Contudo, as premissas de projeto definidas pelos Cinco Pontos, embora tenham
sido apresentadas pelo arquiteto como requisitos para uma nova arquitetura,
dita moderna, constituem-se apenas em um dos diversos repertórios formais
possíveis. O próprio arquiteto, ao mesmo tempo em que fazia a Villa Savoye,
desenvolveu o projeto da Casa Errazuriz (1930), no Chile. Ali, em virtude da
escassez de mão de obra especializada e da dificuldade da utilização das
tecnologias modernas, Le Corbusier opta pela utilização de elementos
existentes no local: pedra, madeira e telha.
Segundo Colquhoun,
“[...]cada um deles [dos cinco pontos] extrai seu princípio de uma prática
existente e promove nela uma reversão. O uso do pilotis, por exemplo, é uma
reversão do pódio clássico; aceita a separação clássica entre o pavimento
nobre e o chão, mas interpreta essa separação em termos de vazio ao invés de
massa. A fênetre en longueur é uma contradição da janela clássica. O teto-
terraço contradiz o telhado inclinado e substitui o pavimento do ático por uma
sala ao ar livre. A fachada livre substitui o arranjo regular das aberturas de
janelas por uma superfície de composição livre. A planta livre contradiz o
princípio pelo qual a distribuição era limitada pela necessidade de paredes
estruturais contínuas verticalmente e as substitui por um arranjo livre de
partições não estruturais determinadas pela conveniência funcional”
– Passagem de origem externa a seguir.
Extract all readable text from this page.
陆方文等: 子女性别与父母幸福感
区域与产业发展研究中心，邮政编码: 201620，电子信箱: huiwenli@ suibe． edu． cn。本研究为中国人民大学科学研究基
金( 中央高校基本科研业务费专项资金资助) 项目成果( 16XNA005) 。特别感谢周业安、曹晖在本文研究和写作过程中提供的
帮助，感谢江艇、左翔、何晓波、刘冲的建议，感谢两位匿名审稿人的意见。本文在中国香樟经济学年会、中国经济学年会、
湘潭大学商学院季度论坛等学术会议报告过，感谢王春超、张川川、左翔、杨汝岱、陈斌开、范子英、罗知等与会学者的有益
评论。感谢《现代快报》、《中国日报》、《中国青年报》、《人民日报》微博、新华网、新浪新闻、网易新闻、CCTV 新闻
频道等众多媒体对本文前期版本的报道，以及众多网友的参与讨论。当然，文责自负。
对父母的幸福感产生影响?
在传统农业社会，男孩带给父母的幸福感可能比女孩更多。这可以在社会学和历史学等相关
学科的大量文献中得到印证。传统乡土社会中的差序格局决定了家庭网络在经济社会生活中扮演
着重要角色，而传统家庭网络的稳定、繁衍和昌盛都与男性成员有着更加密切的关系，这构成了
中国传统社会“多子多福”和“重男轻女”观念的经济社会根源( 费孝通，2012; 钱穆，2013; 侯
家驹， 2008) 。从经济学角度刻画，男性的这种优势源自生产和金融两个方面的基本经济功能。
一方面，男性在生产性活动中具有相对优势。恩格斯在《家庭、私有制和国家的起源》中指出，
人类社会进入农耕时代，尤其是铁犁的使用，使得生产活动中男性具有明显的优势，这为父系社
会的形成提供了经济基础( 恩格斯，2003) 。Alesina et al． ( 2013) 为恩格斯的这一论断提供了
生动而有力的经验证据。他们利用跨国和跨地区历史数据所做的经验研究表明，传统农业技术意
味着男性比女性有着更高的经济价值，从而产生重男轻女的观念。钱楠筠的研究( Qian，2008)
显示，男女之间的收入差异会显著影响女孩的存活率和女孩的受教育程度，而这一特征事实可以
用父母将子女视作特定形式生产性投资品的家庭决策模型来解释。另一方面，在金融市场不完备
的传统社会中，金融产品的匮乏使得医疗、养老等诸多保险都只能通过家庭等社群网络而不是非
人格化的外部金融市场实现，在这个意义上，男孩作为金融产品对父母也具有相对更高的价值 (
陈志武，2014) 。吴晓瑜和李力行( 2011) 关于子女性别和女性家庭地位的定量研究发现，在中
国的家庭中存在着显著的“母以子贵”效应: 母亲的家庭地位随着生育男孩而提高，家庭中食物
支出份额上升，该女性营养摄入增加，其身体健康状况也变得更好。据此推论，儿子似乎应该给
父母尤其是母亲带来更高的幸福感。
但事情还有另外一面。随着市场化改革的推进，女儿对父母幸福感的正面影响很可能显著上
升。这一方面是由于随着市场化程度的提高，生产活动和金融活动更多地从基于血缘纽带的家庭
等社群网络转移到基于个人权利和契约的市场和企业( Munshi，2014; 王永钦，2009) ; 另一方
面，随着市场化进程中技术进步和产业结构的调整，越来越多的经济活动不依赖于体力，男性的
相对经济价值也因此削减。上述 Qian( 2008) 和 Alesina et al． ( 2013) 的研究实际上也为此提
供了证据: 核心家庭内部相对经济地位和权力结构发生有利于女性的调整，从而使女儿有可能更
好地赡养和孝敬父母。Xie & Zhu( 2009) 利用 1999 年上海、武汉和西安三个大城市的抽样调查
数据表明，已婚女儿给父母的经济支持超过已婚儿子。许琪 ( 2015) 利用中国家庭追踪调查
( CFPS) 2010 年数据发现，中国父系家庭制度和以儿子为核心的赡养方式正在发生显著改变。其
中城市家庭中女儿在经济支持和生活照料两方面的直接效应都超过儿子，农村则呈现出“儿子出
Sempre entendida como um manifesto por novas formas, como uma demonstração
eloqüente do conceito da Promenade Architecturale, a Villa Savoye cumpriu esse
papel de manifesto. Contudo, esse entendimento superficial por vezes impediu
um aprofundamento na compreensão das complexas - e igualmente inovadoras -
articulações de uso que as invenções formais e tecnológicas possibilitavam.
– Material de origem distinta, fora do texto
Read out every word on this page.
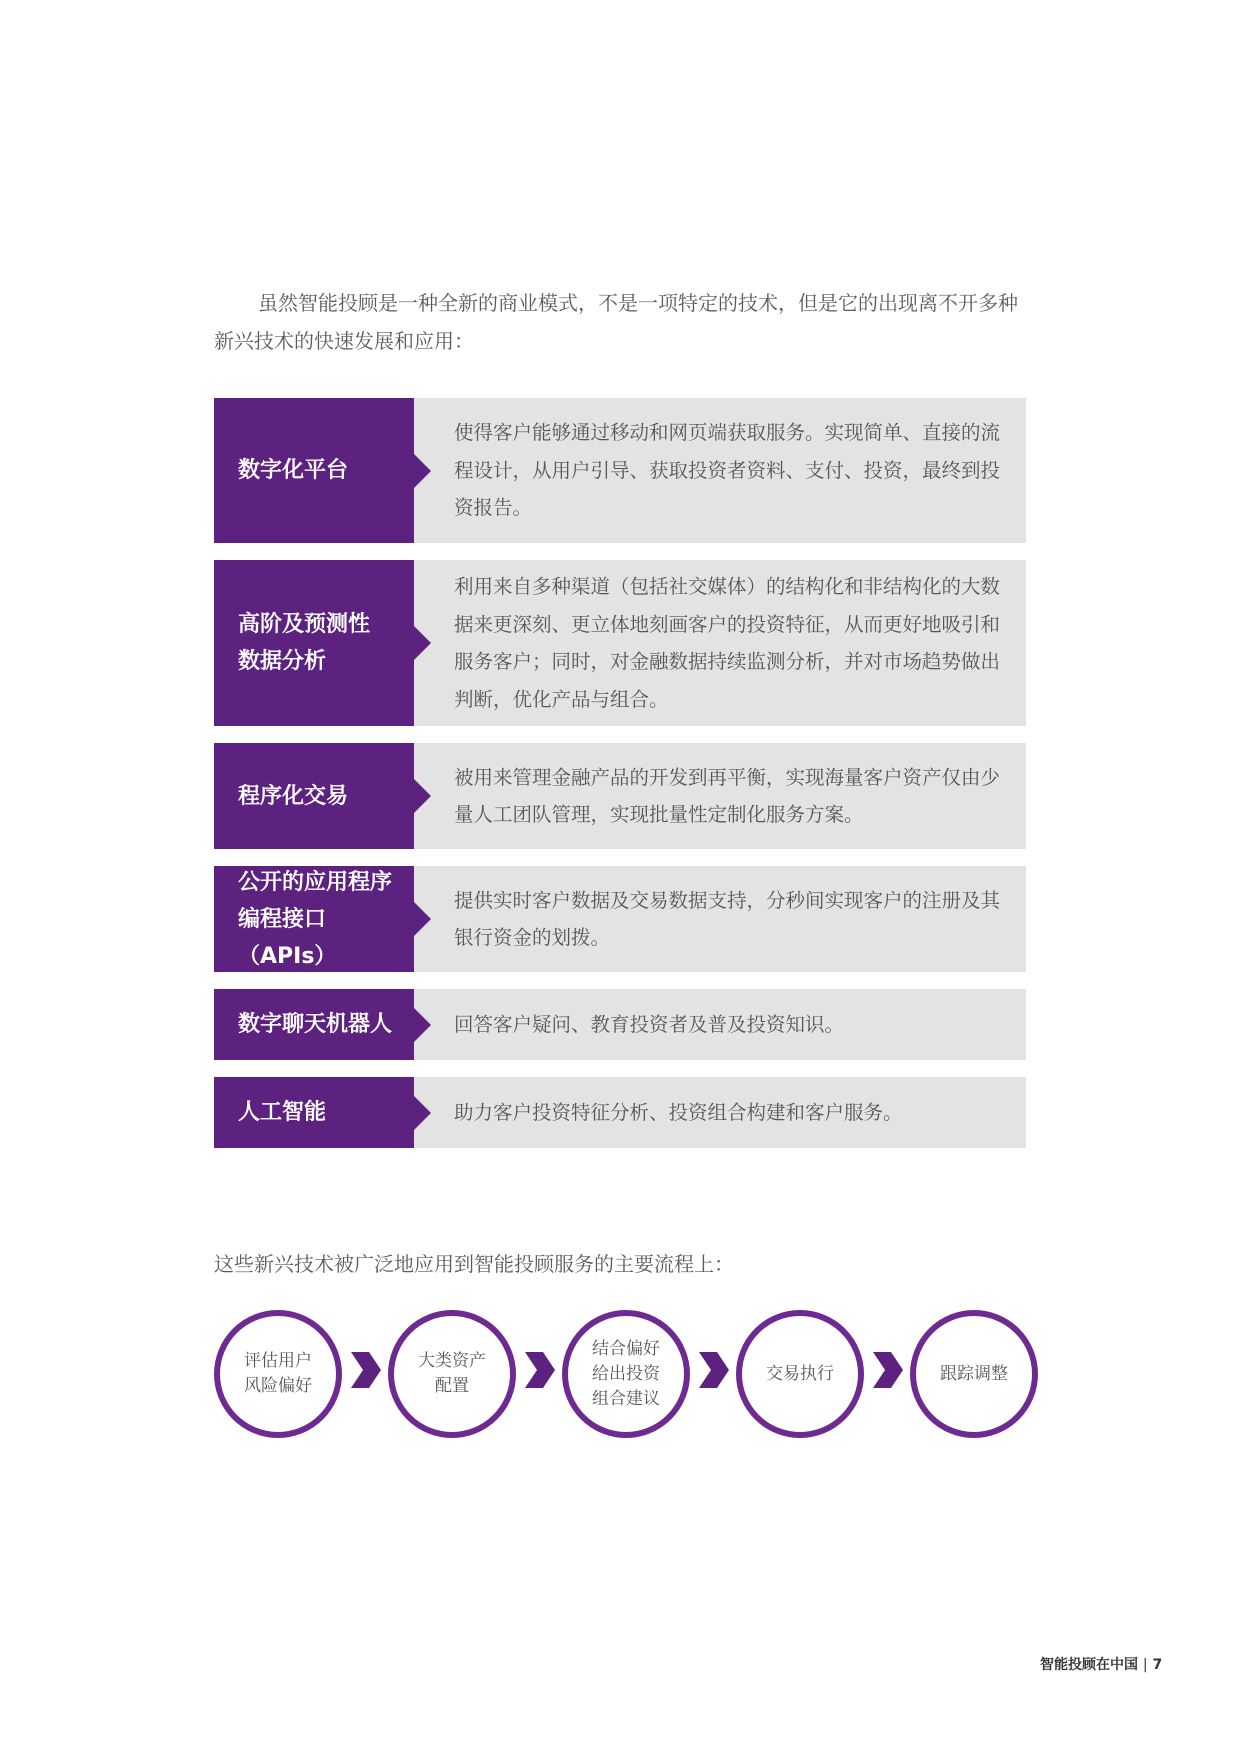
虽然智能投顾是一种全新的商业模式，不是一项特定的技术，但是它的出现离不开多种新兴技术的快速发展和应用：

数字化平台
使得客户能够通过移动和网页端获取服务。实现简单、直接的流程设计，从用户引导、获取投资者资料、支付、投资，最终到投资报告。
高阶及预测性数据分析
利用来自多种渠道（包括社交媒体）的结构化和非结构化的大数据来更深刻、更立体地刻画客户的投资特征，从而更好地吸引和服务客户；同时，对金融数据持续监测分析，并对市场趋势做出判断，优化产品与组合。
程序化交易
被用来管理金融产品的开发到再平衡，实现海量客户资产仅由少量人工团队管理，实现批量性定制化服务方案。
公开的应用程序编程接口（APIs）
提供实时客户数据及交易数据支持，分秒间实现客户的注册及其银行资金的划拨。
数字聊天机器人	回答客户疑问、教育投资者及普及投资知识。
人工智能	助力客户投资特征分析、投资组合构建和客户服务。

这些新兴技术被广泛地应用到智能投顾服务的主要流程上：

评估用户
风险偏好
大类资产
配置
结合偏好
给出投资
组合建议
交易执行	跟踪调整
智能投顾在中国 | 7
Tais qualidades, mais do que o repertório formal sintetizado pelos Cinco
Pontos, representam os fundamentos que permitem que a Villa Savoye – e às
demais casas projetadas por Le Corbusier – seja ‘uma casa para ser habitada’.
Sutis gradações de privacidade aparecem nas transições entre os espaços
sociais e íntimos, seja na variação da largura das circulações, seja na
criação do trecho avarandado e menor do terraço, promovendo a transição com
o boudoir, seja ainda na inversão de sentido da disposição da escada em
relação à rampa, que propicia um acesso mais privado às áreas intima e de
serviço, em contraposição à eloqüência que a rampa iluminada assegura ao
acesso principal.
Por último, mas não menos importante, a associação entre intimidade e controle
é marcante no boudoir, de onde se domina todo o terraço principal sem
comprometer a privacidade que o espaço exige. Essa associação parece ter sido
a tônica da caracterização de todo o pavimento principal da casa, garantindo
uma visibilidade panorâmica do exterior e, ao mesmo tempo, assegurando uma
separação em relação ao terreno, que é resultado da elevação da casa sobre
pilotis. Assim, verifica-se que uma propriedade relativa ao uso do espaço se
realiza devido a uma atuação inventiva do arquiteto sobre o conhecimento
técnico do concreto armado, que permitiu tal solução. Intimidade e controle se
realizam em conjunto através do equilíbrio entre abertura e fechamento,
integração visual e isolamento físico, proteção material realizada pela
separação e segurança psicológica, propiciada pela redução da vulnerabilidade
do habitante pela possibilidade de visualização panorâmica do exterior.
A resposta às demandas relativas à utilidade se fazem na Villa Savoye através
da inclusão de valores relacionados à vida cotidiana, seja através da criação
de equipamentos e suportes para os acontecimentos do dia a dia, como bancadas,
armários, mesas e bancos, seja através da incorporação das inovações
tecnológicas, como o automóvel. Tal inclusão elimina a possibilidade de
leitura da obra corbusiana como arte pura, revelando a consideração de uma
finalidade que é externa à própria forma.